According to Australian Marriage Equality, the following countries allow same-sex couples to marry:
- Netherlands 2001
- Belgium 2003
- Canada (provincially in 2003, nationally in 2005)
- Spain 2005
- South Africa 2006
- Norway 2009
- Sweden 2009
- Mexico City (Mex) 2010
- Portugal 2010
- Iceland 2010
- Argentina 2010
- Quintana Roo (Mexico) 2011
- Uruguay 2013
- New Zealand 2013
- France 2013
- Brazil 2013
- England 2014
- Wales 2014
- Scotland 2014
- Luxembourg 2015
- Guam 2015
- Pitcairn Islands 2015
- Chihuahua 2015
- United States 2015
- Greenland 2015
- Guerrero 2015
- Ireland 2015
There are very liberal and very conservative countries in the list above. There are countries, like Germany, who have passed parliamentary votes on same-sex marriage, even when their leader or governing party is conservative. The point is, other countries, just like ours, have legalised same-sex marriage and the sky has not fallen in. Religious freedoms have been preserved, equality established, and people who love each other have gotten married.
I watched, and I waited. I posted on Facebook and I tweeted on Twitter and I heard politicians of many persuasions advocate that we too should make this change, but it never came.
Finally, the pressure that advocates exerted on the Australian government (currently conservative) cracked their discriminatory resolve. They claim however, that they cannot allow a free conscience vote in the parliament, as this would break an election promise. They don’t seem to have the same attachment to all their promises (like not cutting funding to the ABC), but have faithfully welded themselves to their commitment to hold a non-binding national plebiscite.
We don’t need to hold a referendum on the issue, which would bind the Government to act on the will of the people, because the marriage act isn’t part of the constitution. In fact, the marriage act has already been changed many, many times in the history of the Australian federation, and not once did the government of the day seek the opinion of the people with a plebiscite.
Unfortunately for the Government, the Senate smacked down their push to pass a plebiscite and have been left with the option of a postal survey. Yes. A postal SURVEY! It’s non-compulsory, hosted by the Bureau of Statistics, and completely non-binding on the Government. But, in order to avoid a conscience vote in the parliament, the Government have chosen to survey the nation on the human rights of other people.
So I’m left thinking, why people would vote no? I know lots of people have lots of reasons that they feel are legitimate, but unless you are a member of the LGBTI community, a community that has been beaten, murdered, criminalised and excluded for hundreds of years, this proposed change to the marriage act doesn’t directly effect you.
If the marriage act is changed, it will only effect LGBTI people.
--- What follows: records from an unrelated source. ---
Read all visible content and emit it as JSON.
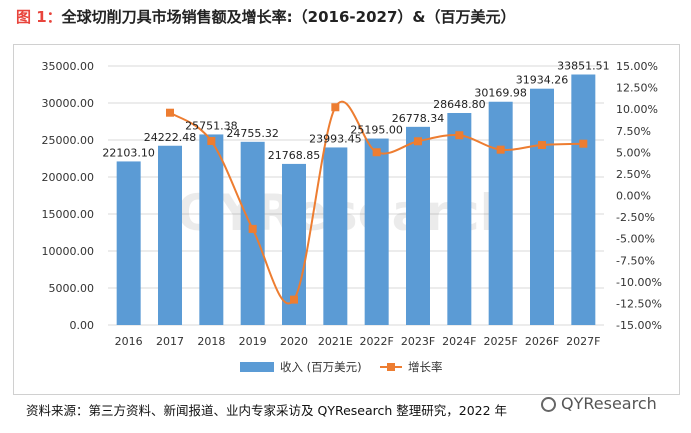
{
  "header": {
    "figure_label": "图 1：",
    "title_text": "全球切削刀具市场销售额及增长率:（2016-2027）&（百万美元）"
  },
  "footer": {
    "source_text": "资料来源：第三方资料、新闻报道、业内专家采访及 QYResearch 整理研究，2022 年",
    "logo_text": "QYResearch"
  },
  "watermark": "QYResearch",
  "colors": {
    "bar": "#5b9bd5",
    "line": "#ed7d31",
    "grid": "#d9d9d9"
  },
  "chart_data": {
    "type": "bar+line",
    "title": "全球切削刀具市场销售额及增长率:（2016-2027）&（百万美元）",
    "categories": [
      "2016",
      "2017",
      "2018",
      "2019",
      "2020",
      "2021E",
      "2022F",
      "2023F",
      "2024F",
      "2025F",
      "2026F",
      "2027F"
    ],
    "series": [
      {
        "name": "收入 (百万美元)",
        "type": "bar",
        "axis": "left",
        "values": [
          22103.1,
          24222.48,
          25751.38,
          24755.32,
          21768.85,
          23993.45,
          25195.0,
          26778.34,
          28648.8,
          30169.98,
          31934.26,
          33851.51
        ],
        "labels": [
          "22103.10",
          "24222.48",
          "25751.38",
          "24755.32",
          "21768.85",
          "23993.45",
          "25195.00",
          "26778.34",
          "28648.80",
          "30169.98",
          "31934.26",
          "33851.51"
        ]
      },
      {
        "name": "增长率",
        "type": "line",
        "axis": "right",
        "values": [
          null,
          9.59,
          6.31,
          -3.87,
          -12.06,
          10.22,
          5.01,
          6.28,
          6.98,
          5.31,
          5.85,
          6.0
        ]
      }
    ],
    "y_left": {
      "min": 0,
      "max": 35000,
      "step": 5000,
      "tick_labels": [
        "0.00",
        "5000.00",
        "10000.00",
        "15000.00",
        "20000.00",
        "25000.00",
        "30000.00",
        "35000.00"
      ]
    },
    "y_right": {
      "min": -15,
      "max": 15,
      "step": 2.5,
      "tick_labels": [
        "-15.00%",
        "-12.50%",
        "-10.00%",
        "-7.50%",
        "-5.00%",
        "-2.50%",
        "0.00%",
        "2.50%",
        "5.00%",
        "7.50%",
        "10.00%",
        "12.50%",
        "15.00%"
      ]
    },
    "legend": [
      "收入 (百万美元)",
      "增长率"
    ],
    "legend_position": "bottom",
    "grid": true
  }
}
You won’t be forced to stop worshiping your chosen god, or forced to marry someone who is the same sex as you. You won’t be forced to go to same-sex wedding ceremonies, nor will ministers of faith be forced to perform these marriage ceremonies unless they wish to. Your straight, hetero marriage will not be invalidated or annulled.
Your life, as a straight person, literally will not change.
But if the marriage act is changed to allow LGBTI people to marry another consenting adult that they love, it will effect their lives.
It will give them and their relationships the same legal rights and protections that straight married people enjoy. It will mean they can be legally recognised as a spouse in hospitals, when their husband or wife is ill or dying, or in emergency situations. It also affords them rights and responsibilities in terms of taxation, wills, and in the eyes of Government agencies. It will also mean their marriage is recognised all over Australia and in many countries around the world. As it stands, a same-sex civil union in Queensland isn’t recognised in other states of Australia. Could you imagine what it would feel like to have you relationship considered invalid as soon as you cross a border?
You might feel like you have legitimate reasons to vote no, but please, think on this: How would voting YES effect me?
Voting yes will cost you nothing, but it would mean the world to those LGBTI citizens of our country who just want the same rights heterosexual people enjoy.
I implore you, as a married straight woman with many, many LGBTI friends, to vote YES in the coming postal survey, and to send an undeniable message to the Australian Government that the time has come for marriage equality.